Transmute Industries, Austin, TX
Verifiable Provenance, Traceability, and Regulatory Compliance for Raw Material Imports: Will adapt Transmute ID, its core technology product that leverages centralized and decentralized identity infrastructures to secure individual agency identities and verifiable credentials to ensure that CBP has visibility into the provenance, traceability and regulatory compliance of raw material imports.
The S&T Silicon Valley Innovation Program (SVIP) team, led by Managing Director Melissa Oh and Technical Director Anil John, kicked off the SVIP Phase 1 “Preventing Forgery and Counterfeiting of Certificates and Licenses” meeting in San Francisco November 19-20, 2019, with solicitation awardees, DHS Component partners, S&T Privacy Office and representatives of the World Wide Web Consortium. The solicitation called for blockchain and distributive ledger technology to issue digital documentation to prevent fraud counterfeiting and forgery. SVIP awarded eight companies Phase 1 awards that covered three technical topic areas and these six use cases:
- Identity Documents for Travel (TSA)
- Identity of Organizations and Organizational Delegates (CBP)

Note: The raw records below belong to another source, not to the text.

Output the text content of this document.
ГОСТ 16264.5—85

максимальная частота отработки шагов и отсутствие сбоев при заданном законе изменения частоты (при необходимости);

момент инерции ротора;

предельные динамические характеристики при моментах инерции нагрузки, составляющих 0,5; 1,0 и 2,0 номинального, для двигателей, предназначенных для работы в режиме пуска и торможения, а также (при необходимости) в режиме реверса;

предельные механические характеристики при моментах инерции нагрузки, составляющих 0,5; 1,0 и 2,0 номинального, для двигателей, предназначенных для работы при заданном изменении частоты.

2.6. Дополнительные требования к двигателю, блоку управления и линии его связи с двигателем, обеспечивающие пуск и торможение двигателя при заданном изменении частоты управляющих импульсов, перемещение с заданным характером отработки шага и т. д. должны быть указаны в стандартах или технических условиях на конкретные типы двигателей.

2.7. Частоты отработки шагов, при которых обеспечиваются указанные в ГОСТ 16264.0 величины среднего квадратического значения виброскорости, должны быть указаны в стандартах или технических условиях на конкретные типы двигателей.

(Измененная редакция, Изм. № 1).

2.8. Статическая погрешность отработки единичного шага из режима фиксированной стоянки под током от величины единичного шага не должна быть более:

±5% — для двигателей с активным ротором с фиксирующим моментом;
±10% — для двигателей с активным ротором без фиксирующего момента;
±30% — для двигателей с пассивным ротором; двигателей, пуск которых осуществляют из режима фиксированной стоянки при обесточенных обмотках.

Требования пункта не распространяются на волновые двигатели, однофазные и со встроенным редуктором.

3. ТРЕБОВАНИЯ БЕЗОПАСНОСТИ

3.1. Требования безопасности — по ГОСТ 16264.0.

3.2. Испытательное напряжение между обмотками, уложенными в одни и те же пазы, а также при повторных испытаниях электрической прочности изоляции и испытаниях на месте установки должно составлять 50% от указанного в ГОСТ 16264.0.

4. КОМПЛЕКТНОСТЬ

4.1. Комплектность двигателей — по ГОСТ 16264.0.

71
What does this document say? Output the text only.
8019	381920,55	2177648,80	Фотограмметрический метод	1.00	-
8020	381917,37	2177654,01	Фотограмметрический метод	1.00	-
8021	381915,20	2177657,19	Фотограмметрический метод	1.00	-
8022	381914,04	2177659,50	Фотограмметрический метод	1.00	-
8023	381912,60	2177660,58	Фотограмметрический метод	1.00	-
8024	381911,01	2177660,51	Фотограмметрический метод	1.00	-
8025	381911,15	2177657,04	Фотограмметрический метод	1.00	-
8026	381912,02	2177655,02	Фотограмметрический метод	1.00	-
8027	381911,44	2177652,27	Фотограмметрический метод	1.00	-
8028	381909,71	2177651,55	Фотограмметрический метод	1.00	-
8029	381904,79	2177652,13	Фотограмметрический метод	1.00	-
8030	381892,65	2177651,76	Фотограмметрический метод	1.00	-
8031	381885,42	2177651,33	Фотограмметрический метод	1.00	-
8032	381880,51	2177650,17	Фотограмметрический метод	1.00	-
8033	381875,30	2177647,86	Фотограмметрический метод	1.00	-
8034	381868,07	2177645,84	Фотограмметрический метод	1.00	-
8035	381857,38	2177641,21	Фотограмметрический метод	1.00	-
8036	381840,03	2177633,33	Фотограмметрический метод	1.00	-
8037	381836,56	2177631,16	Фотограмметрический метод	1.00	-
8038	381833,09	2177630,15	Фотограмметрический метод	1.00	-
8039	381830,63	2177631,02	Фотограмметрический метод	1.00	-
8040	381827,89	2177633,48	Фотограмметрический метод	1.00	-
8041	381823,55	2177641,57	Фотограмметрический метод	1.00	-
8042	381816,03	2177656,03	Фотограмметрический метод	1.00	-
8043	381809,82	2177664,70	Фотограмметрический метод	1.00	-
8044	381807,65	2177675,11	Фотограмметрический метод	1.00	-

- Tribal Identity Documents for Travel (TSA & USCIS)
- Citizenship, Immigration and Employment Authorization (USCIS)
- Cross-Border Oil Import Tracking (CBP)
- Origin of Raw Material Imports (CBP)
The kick-off, which served to focus the Phase 1 proof-of-concepts on the DHS Component use cases, provided an opportunity for companies to interact directly with USCIS, TSA and CBP engineering teams and build successful working relationships. Each company provided a 10-minute overview of its technology solution and use cases, and the three Components conducted working group sessions to focus on the processes, procedures and requirements for their use cases.